4 (a) Which of these graphs represents an object moving with a constant velocity of 2 m/s? (1) (b) Figure 7 is a velocity/time graph showing a 34s part of a train's journey - Edexcel - GCSE Physics Combined Science - Question 4 - 2021 - Paper 1

To find the acceleration, we first need to determine the change in velocity over the given time. By analyzing Figure 7, we note the initial and final velocities. The acceleration can be calculated using the formula:

$a = \frac{v_f - v_i}{t}$

Assuming initial velocity $v_i = 5 m/s$ and final velocity $v_f = 20 m/s$, and following this formula:

$a = \frac{20 \text{ m/s} - 5 \text{ m/s}}{34 \text{ s}} = \frac{15}{34} \approx 0.44 \text{ m/s²}$

Thus, the acceleration is approximately 0.44 m/s² (to 2 significant figures).

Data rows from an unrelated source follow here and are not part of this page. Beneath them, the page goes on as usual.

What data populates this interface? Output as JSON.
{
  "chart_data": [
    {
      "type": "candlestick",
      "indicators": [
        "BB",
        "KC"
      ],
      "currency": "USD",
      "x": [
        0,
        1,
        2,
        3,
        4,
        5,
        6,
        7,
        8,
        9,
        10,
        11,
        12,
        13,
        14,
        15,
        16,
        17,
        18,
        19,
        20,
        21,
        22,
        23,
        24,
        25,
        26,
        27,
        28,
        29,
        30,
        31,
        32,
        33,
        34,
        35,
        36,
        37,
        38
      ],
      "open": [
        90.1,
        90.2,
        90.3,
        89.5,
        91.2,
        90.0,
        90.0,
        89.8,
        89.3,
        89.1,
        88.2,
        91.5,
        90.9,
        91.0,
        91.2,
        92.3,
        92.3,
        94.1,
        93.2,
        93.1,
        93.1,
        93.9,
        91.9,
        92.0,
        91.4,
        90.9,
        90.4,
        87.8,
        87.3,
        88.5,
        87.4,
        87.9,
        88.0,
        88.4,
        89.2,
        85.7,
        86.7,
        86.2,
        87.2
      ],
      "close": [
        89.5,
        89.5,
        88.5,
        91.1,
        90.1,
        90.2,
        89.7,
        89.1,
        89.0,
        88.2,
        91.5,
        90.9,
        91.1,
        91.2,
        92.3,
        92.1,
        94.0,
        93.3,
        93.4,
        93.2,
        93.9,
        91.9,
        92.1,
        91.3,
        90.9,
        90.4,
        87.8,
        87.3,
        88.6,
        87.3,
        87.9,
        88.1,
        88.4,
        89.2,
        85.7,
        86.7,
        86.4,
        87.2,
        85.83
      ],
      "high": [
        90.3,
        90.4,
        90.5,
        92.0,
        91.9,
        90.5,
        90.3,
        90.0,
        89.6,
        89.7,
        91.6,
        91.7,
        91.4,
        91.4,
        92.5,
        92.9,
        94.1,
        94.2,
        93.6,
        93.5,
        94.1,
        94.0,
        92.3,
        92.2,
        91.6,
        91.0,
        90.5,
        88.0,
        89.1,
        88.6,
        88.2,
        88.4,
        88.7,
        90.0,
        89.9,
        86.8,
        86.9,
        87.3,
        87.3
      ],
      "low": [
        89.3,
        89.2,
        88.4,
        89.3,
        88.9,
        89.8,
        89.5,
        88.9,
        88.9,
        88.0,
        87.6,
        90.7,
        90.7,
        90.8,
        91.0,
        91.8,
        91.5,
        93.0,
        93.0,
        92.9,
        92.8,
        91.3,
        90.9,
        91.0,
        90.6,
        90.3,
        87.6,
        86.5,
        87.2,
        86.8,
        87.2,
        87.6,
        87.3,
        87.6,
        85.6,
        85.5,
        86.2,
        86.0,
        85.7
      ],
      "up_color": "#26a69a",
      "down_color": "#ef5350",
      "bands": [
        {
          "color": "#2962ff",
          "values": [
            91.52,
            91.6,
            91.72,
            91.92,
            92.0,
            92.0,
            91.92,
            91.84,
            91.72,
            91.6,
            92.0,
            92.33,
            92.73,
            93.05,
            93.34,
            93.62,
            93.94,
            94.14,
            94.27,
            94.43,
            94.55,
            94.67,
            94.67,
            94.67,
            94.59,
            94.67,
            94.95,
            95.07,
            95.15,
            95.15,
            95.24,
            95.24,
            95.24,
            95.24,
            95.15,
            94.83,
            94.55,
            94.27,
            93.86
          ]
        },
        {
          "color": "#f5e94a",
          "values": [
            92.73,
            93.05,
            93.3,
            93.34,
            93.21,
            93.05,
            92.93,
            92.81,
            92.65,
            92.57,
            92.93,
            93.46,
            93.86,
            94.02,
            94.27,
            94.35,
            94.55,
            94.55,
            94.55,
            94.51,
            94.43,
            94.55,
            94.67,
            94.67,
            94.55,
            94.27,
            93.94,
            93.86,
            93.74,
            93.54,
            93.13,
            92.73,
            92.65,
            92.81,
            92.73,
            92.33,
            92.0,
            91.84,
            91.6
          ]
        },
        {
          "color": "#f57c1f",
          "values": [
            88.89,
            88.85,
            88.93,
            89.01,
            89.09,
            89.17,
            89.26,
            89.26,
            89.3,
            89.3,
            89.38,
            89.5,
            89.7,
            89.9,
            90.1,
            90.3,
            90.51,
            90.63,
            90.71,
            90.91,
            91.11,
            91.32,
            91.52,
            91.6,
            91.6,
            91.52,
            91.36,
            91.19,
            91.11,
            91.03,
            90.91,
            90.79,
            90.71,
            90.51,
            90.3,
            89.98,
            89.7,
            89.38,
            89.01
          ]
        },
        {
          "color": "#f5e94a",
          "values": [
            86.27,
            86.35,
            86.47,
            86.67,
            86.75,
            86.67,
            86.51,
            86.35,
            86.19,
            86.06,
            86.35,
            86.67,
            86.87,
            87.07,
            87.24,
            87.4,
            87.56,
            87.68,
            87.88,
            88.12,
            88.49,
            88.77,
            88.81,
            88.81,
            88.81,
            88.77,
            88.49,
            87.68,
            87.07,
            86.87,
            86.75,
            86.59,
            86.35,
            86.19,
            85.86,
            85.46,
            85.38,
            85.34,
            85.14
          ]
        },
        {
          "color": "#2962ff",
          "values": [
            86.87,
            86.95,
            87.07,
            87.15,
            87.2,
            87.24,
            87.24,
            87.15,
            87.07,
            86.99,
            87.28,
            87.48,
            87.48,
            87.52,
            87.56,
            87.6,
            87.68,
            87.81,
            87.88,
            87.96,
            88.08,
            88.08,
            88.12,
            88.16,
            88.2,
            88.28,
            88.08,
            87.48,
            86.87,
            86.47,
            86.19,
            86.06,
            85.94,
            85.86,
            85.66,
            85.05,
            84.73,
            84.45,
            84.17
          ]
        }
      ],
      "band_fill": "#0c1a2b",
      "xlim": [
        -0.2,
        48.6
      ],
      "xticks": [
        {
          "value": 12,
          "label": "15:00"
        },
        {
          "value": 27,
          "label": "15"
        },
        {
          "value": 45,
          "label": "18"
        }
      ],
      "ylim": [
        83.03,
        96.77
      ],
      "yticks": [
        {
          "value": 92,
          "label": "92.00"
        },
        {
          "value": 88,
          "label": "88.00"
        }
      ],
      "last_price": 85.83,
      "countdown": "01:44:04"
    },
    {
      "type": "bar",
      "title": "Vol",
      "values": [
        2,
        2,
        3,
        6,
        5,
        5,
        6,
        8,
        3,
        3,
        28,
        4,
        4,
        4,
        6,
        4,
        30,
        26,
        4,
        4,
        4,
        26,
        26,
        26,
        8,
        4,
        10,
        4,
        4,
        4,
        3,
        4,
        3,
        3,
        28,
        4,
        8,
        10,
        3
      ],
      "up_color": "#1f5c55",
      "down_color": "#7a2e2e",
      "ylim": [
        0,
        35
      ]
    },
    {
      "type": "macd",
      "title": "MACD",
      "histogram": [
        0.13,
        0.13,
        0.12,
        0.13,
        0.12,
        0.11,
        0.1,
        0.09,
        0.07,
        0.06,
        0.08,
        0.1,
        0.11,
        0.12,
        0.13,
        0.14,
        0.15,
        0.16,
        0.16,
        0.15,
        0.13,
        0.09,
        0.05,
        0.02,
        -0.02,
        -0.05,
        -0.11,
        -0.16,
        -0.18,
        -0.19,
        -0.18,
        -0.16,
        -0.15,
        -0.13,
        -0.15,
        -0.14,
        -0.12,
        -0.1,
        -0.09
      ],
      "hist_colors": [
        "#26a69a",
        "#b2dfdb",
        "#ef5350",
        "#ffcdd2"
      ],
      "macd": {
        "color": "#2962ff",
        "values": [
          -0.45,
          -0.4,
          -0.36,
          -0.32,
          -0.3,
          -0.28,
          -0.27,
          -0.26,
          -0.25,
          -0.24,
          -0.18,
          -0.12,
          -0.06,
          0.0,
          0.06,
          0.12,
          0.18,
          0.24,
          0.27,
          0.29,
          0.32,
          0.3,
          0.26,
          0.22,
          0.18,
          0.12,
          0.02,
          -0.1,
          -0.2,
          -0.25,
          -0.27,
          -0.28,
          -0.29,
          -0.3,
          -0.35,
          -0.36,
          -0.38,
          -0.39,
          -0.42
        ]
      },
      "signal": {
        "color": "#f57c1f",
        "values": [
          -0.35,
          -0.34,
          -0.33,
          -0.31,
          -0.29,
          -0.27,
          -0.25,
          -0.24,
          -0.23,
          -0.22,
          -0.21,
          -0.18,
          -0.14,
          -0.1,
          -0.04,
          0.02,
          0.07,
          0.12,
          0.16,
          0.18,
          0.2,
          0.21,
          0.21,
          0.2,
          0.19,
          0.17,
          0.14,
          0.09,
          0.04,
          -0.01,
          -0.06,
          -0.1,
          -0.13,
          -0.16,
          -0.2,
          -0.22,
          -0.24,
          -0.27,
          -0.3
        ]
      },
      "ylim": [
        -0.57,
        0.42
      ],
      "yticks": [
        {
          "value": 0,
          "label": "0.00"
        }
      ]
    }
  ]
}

To calculate the distance, we can use the area under the velocity-time graph. The area can be found using the equation for the area of a triangle plus the area of a rectangle:

• The triangle area (from $t=0$ to $t=20s$) is: $Area_{triangle} = \frac{1}{2} \times base \times height = \frac{1}{2} \times 20 \times 20 = 200 \text{ m}$
• The rectangle area (from $t=20s$ to $t=34s$, velocity = 20 m/s) is: $Area_{rectangle} = base \times height = 14 \times 20 = 280 \text{ m}$
• Total distance is: $Distance = 200 + 280 = 480 \text{ m}$.

During the first few seconds after take-off, the rocket experiences a constant force due to the rocket engines. According to Newton's second law, the acceleration of the rocket is directly proportional to the force applied and inversely proportional to its mass:

$F = ma \Rightarrow a = \frac{F}{m}$

Since the force remains constant and the mass of the rocket is decreasing (due to fuel consumption), the acceleration will increase during the first few seconds after take-off.